“AN ARCHETYPAL BASEBALL BAT TO THE JAW”

I don’t think I’ve ever beaten Super Mario Bros. the intended way and I don’t think I ever will.

Honestly I can’t even remember the last time I played the original Super Mario Bros. unless it was on the Wii Virtual Console back when that was a thing, so maybe 10+ years ago? Sometime before middle school.

I finished the Super Mario All Stars version of Super Mario Bros. 1 when I first moved to Oregon and now I’ve finished the original Super Mario Bros. and all I can think about is how much better the All Stars version of Super Mario Bros. 1 is. Play that version instead! Or get your fill on the original I guess, do what you want. Be your own person.

Super Mario Bros. controls evergreen. Holds up surprisingly well. Not gonna break down each and every game design choice but it’s obvious that levels are built to encourage player mastery through discovery. It works!

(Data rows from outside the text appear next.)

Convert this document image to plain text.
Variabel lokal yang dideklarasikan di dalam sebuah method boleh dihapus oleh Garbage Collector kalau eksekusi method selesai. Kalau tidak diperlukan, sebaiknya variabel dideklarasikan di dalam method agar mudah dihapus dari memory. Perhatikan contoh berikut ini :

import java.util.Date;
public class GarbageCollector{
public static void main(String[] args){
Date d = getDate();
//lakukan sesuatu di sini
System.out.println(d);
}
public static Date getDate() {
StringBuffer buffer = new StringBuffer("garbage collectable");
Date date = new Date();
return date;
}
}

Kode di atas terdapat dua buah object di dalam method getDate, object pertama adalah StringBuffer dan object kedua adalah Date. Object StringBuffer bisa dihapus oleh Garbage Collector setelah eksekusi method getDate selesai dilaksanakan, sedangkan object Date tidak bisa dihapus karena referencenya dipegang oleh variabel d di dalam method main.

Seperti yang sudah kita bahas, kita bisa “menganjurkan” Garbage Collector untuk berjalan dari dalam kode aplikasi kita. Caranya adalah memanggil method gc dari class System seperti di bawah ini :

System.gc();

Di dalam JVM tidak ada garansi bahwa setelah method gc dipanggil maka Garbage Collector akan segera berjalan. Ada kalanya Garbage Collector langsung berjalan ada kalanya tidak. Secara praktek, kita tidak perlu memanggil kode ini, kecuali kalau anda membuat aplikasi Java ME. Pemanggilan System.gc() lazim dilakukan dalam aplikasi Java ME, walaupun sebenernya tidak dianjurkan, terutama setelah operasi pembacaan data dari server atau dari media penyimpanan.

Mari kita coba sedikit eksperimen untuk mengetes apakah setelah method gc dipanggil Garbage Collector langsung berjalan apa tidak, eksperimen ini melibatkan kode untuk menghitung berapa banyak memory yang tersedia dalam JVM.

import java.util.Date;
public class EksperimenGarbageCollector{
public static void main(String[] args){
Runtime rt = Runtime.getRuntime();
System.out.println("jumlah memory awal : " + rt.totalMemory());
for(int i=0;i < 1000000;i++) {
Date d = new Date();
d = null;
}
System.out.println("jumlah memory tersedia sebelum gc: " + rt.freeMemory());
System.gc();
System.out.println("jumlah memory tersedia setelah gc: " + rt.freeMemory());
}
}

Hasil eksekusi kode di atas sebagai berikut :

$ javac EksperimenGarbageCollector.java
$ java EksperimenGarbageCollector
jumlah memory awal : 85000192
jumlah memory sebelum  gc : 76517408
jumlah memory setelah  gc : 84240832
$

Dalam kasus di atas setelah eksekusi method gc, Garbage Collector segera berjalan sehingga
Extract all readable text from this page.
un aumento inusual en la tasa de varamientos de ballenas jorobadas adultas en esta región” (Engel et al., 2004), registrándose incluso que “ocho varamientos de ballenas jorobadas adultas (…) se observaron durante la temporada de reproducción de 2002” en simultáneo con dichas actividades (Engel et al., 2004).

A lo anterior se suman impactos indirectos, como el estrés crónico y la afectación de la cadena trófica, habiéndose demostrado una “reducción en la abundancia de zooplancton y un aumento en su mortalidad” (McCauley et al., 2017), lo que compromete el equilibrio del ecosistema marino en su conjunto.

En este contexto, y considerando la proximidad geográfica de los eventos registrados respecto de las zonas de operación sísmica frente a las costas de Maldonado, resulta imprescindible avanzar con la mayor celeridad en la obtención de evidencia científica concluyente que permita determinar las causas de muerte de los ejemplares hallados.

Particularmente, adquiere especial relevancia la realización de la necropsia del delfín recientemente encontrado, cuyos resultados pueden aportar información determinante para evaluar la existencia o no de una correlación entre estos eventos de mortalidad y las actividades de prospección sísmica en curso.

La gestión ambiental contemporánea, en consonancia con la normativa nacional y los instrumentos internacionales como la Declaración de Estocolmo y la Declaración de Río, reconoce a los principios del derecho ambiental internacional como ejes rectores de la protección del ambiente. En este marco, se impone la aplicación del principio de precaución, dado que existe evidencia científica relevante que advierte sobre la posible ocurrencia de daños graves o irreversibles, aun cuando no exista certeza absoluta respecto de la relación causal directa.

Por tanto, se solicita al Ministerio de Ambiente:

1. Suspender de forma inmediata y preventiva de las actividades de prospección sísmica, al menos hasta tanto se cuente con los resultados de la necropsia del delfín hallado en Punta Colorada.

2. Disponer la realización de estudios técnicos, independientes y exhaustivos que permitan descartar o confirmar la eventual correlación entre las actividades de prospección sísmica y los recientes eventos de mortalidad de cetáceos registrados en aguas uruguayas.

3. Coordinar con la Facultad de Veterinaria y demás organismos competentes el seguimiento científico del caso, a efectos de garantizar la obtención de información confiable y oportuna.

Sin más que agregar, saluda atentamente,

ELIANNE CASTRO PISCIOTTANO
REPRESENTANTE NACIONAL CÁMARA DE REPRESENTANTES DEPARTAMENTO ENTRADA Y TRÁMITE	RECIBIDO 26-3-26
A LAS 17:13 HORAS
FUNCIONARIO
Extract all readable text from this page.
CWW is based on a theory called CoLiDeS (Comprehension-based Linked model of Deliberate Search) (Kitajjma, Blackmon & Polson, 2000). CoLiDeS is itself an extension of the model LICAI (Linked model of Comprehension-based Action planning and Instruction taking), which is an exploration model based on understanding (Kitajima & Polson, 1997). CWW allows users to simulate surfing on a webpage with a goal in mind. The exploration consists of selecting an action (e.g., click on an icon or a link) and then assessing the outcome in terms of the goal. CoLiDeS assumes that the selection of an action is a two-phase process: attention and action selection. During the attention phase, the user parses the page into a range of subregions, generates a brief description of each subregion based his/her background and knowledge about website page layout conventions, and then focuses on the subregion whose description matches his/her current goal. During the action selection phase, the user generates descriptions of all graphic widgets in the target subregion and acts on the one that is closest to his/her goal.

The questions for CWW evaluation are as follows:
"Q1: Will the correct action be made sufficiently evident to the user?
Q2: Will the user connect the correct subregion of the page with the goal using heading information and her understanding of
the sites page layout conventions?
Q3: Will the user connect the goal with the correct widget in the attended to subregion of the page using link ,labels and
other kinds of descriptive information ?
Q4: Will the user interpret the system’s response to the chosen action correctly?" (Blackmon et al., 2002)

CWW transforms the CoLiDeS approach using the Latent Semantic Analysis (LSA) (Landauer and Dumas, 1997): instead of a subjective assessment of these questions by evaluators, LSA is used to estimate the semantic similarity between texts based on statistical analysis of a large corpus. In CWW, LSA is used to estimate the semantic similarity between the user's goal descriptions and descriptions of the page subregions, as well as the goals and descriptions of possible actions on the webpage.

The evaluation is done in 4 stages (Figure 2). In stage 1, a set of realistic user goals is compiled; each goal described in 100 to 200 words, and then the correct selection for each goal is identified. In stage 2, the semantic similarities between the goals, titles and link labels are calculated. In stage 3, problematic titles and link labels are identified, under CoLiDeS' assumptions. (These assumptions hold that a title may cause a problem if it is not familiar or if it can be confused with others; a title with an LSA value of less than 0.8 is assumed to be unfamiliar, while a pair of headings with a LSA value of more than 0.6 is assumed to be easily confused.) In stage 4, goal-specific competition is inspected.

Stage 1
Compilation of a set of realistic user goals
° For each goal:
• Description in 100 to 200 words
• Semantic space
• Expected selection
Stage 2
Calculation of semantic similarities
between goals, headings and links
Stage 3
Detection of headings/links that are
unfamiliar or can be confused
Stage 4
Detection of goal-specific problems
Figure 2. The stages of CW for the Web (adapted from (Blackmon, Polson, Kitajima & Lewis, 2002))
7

I remember reading a quote from Yuji Naka about how Sonic was inspired by replaying through the first few levels of Mario after dying over and over. Playing through Super Mario Bros. again, almost 40 years after its conception, I feel like there is a certain poetry in how this quote is framed – as if the idea was to expand on Mario’s movement by creating a “faster” Mario, when in actuality, I feel as though this design ethos is reflected almost nowhere in the first Sonic game at all.

Mario feels more like a Sonic prototype than even the first Sonic game does. Players are given an astonishing amount of control over Mario’s movements. You can build up speed and gain height and distance by running, but you also need to plan around the ridiculous speed Mario can attain. This can cause friction as the game requires players compensate for Mario’s slippery movement. Don’t be intimidated! There’s a lot of nuance in Mario’s movement but the levels are constructed in a way that feels difficult but fair, accounting for players of all skill levels.

Yuji Naka was right in that he should want to complete World 1-1 as fast as he could, but this is by design. Not only the first levels, but every level is meant to push players towards being fast. Some levels almost feel suffocating, like you need to get through some areas as quickly as humanly possible. The stage timer and the inability to backtrack only reinforces this idea. The last few levels necessitate this mindset to an absurd degree.

Although, uh, the Naka quote specifically refers to the fact that he kept dying and had to restart the game from the very beginning (which I understand). I tried doing this playthrough without using save states – if I died, I sucked it up and made a beeline for the warp zones again. I did this maybe ten or fifteen times and just started using save states after each world. Sorry! It was really boring to keep playing the same level over and over again. The All Stars version actually lets you restart from the beginning of whichever world you died on instead of returning you to 1-1, which is the main reason I believe it’s the superior version.

My biggest complaints are that the game can be frustratingly punishing. I feel like unless you’re really scouring each and every coin and block in this game for extra lives, it gets in the way of the fast-paced platforming. Getting to the later worlds is no small feat but failing to learn enemy/environments in the paltry amount of attempts allotted to players and being booted back to World 1-1 can feel really mean and a little cheap!

Also, the Hammer Brothers. I’ve never been able to figure out these enemies. I understand them a little better now (they can only throw a maximum of around 6 hammers before they pause I believe) but these guys are real pains in the neck anyways. Apparently there’s hidden blocks in World 8-3 that can give you the powerups you need to transform into Fire Mario, which would definitely make the penultimate encounters with them easier, but there should still be a consistently more approachable strategy when dealing with them. It just feels like the game is going out of its way to inconvenience you instead of providing a fun or interesting challenge.

Overall though, I think Super Mario Bros. has aged remarkably well. These games are classics for a reason, after all!

Even so, the ridiculous difficulty and tedium of returning to the start of the game once you run out of lives did put a sour taste in my mouth. Even Mega Man felt relatively balanced (in terms of letting players retry levels after game over) until the very last level, where I think the difficulty goes way overboard.

Maybe you’ll get more out of this than I did. Either way I think you should play the All Stars version instead.